New Delhi: There is one question that India and the rest of the world are looking for an answer to — what happens to Afghanistan and the region if the Taliban takes control?
The economic impact will be severe for the Asian countries — besides India and China, the central, middle and South Asian nations would be affected too.
While bilateral trade between India and Afghanistan crossed the $1.5 billion mark in 2019-20, New Delhi’s investments and other development assistance in Afghanistan is estimated at $3 billion.
The two countries are connected by air freight corridors — Kabul, Kandahar, Herat with New Delhi, Mumbai and Chennai. Since the commencement of an air freight corridor in 2017, over 500 flights have ferried more than 5,000 metric tons of cargo directly benefiting Afghan farmers and small traders, Carnegie India, in a report, said.
According to the Indian Embassy in Kabul, trade in terms of value has consistently improved over the last five years. Indian exports to Afghanistan increased by over 89 per cent between 2015-16 and 2019-20. Similarly, India’s imports also grew by 72 per cent during the same period. An increased trade between the two countries would mean that Afghanistan’s dependence on Pakistan is eased.
In 2019-20, the export value increased by 39 per cent and imports over 21 per cent compared to 2018-19.
India’s imports from Afghanistan mainly include high value dried fruits such as dried raisin, walnut, almond, fig, pine nut, pistachios, dried apricot. Fresh fruits have also been coming in from the country besides asafoetida or hing and saffron. Indian exports include pharmaceuticals, medical equipment, computers and related materials, cement, and sugar.
“A troubled Afghanistan means troubled Asia, especially South, Central and Middle east. Afghanistan is rich in natural resources including some rare minerals and hydrocarbons. Though in the immediate term, Indian economy may not be adversely impacted at all, but in the medium to long run, this will have some serious economic implications too,” leading energy expert Narendra Taneja told India Narrative.
Due to its geographical location, Afghanistan is strategically important for India for its interests in the entire South West and Central Asian regions, he added.
Foreign policy experts also said that the issue of connectivity will come up as political uncertainties rise. Afghanistan with its strategic location acts as a gateway to the Middle East and Central Asian countries. India has significant investments in the Central Asian countries such as Uzbekistan and Tajikistan.
The proposed Turkmenistan-Afghanistan-Pakistan-India (TAPI) pipeline, which has remained a non starter could be given a quiet burial. Questions over the Chabahar Port, which is under construction, have also risen. According to a report in the Hindu, after a brief halt, India accelerated the work on Chabahar Port early this year and the strategic Iranian port is expected to be operational soon.

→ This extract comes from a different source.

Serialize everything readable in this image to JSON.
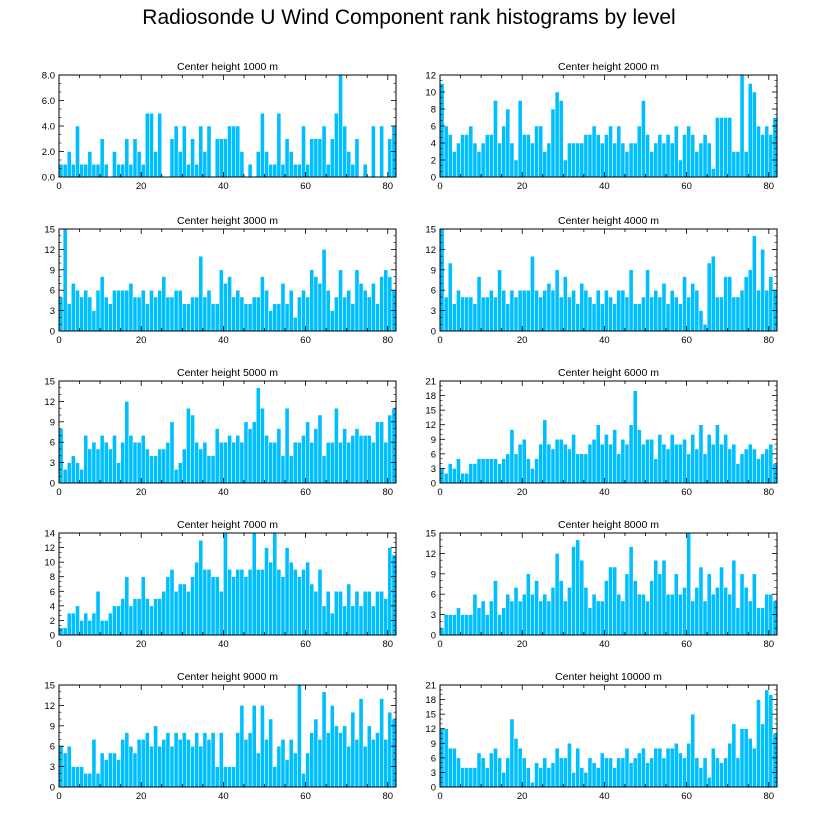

Taneja noted though India need not be worried about supply of natural gas and oil as several other markets including Saudi Arabia, Qatar and other countries in the United Arab Emirates are willing to supply energy, concerns over medium to long term geoeconomic implications remain.
“All our gas and oil imports are by sea and they are safe and secure,” Taneja said.
Earlier this year, Foreign Minister S Jaishankar, while addressing the Heart of Asia-Istanbul Process meeting in Dushanbe in Tajikistan said that peace within Afghanistan would mean peace around Afghanistan.
Center for Strategic & International Studies highlighted that even without the completion of the highway and rail system between Chabahar and the Iran-Afghanistan border, India successfully shipped 110,000 tons of wheat and 2,000 tons of pulses to Afghanistan in 2018, as a part of its promise to deliver a total of 1.1 million tons of food supply on a grant basis.
“Connectivity which is directly linked to economic growth will suffer..there is growing concern over this,” an analyst said.